- Using https://ui.shadcn.com/docs we will make a UI.
- Using Spotify API connection will be made.
- Recommendation Model will be made before all of this: https://github.com/madhavthaker/spotify-recommendation-system
- Django + react will be the main framework.
Get the Data
Scrape or obtain a dataset of at least 20,000-50,000 music reviews, lyrics, genre descriptions etc.

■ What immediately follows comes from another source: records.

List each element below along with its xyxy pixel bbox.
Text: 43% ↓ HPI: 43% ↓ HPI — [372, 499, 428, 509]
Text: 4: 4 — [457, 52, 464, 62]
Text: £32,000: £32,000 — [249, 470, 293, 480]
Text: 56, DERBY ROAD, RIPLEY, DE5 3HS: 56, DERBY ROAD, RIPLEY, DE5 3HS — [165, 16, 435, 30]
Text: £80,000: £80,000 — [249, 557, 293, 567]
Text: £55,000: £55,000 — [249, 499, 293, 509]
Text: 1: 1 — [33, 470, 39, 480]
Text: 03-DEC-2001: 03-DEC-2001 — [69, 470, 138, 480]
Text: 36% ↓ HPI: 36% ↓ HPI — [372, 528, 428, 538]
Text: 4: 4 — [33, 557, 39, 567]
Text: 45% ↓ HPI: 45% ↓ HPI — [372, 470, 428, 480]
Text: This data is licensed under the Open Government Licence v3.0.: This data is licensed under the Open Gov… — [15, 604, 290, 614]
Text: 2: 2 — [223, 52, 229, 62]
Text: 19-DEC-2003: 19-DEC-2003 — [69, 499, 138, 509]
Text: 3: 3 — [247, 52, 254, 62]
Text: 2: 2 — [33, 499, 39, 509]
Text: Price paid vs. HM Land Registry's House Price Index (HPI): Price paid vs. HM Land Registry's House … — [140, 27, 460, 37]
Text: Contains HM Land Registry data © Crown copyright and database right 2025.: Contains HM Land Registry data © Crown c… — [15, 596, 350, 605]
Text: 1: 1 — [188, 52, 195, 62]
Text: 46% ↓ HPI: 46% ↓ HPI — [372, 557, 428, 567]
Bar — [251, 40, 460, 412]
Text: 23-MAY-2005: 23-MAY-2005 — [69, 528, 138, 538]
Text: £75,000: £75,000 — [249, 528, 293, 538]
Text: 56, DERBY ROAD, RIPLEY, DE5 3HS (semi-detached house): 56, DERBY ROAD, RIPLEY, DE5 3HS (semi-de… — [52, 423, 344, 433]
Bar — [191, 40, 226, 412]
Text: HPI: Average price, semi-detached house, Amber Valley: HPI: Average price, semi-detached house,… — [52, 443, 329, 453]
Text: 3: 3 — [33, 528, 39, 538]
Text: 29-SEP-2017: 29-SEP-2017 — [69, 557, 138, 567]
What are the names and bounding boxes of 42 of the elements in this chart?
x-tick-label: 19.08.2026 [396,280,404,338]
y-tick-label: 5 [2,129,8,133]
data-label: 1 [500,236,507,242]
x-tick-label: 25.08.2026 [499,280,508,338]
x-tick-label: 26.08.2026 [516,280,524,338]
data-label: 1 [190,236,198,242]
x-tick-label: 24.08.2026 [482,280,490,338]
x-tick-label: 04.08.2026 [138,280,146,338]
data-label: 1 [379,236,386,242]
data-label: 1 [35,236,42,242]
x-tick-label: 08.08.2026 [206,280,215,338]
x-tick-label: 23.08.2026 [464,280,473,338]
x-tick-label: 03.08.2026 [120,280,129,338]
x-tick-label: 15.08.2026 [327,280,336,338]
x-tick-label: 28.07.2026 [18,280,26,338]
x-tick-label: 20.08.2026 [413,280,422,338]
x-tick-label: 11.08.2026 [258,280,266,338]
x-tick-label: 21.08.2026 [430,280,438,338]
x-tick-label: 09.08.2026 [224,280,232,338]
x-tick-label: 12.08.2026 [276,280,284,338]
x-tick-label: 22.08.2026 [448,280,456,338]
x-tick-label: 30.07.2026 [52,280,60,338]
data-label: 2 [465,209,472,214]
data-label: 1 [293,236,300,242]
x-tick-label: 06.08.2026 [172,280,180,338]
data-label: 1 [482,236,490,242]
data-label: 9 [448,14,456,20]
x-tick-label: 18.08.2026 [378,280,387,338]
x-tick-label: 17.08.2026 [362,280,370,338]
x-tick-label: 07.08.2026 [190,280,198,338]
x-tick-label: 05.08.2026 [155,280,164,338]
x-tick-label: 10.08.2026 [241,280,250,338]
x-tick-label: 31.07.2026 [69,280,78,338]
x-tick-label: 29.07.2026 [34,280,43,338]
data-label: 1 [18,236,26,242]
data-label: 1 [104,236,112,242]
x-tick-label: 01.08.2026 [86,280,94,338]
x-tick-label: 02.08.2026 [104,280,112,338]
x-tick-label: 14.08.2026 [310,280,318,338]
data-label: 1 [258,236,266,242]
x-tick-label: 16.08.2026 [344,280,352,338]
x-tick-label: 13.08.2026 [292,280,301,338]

Ensure this text data covers a wide range of music styles and opinions
Clean and preprocess the data to remove HTML, fix encoding issues etc.
Choose the Model
For starting out, use the 124M parameter GPT-2 model from OpenAI
Download from https://github.com/openai/gpt-2
Set Up Environment
Install Python 3.7+ and PyTorch
Install Hugging Face Transformers library
Set up on GPU instance if possible (Google Colab is free option)
Fine-Tune GPT-2
Use Hugging Face example scripts to fine-tune GPT-2 model
Load your music text dataset
Train on a subset first for 1-2 epochs to get a baseline
Define Prompts
Design prompts to provide model context on Spotify user's music data
Example: "Based on this user's playlists of [genre] music, here is my humorous review..."
Generate & Evaluate
Use model to generate funny reviews conditioned on prompts
Evaluate humor, coherence, music knowledge
Iterate by increasing epochs, model size, prompt tweaks
Integrate Spotify API
Study Spotify Web API docs to authenticate user
Fetch user's playlist/library data into your app
Build Front-End
Create website or app front-end where users login
Display their music data and feed it to model
Show generated funny review by your AI critic
Deploy & Expand
Deploy web app on service like Heroku
Optionally add text-to-speech output
Collect more data, try larger models like BLOOM
Keep Training
As you get more user music data, keep training the model
Techniques like reinforcement learning can improve humor
Start small with the 124M GPT-2, get the core working, then iterate on model size and capabilities. Consistency is key - keep pushing your training data quantity and diversity.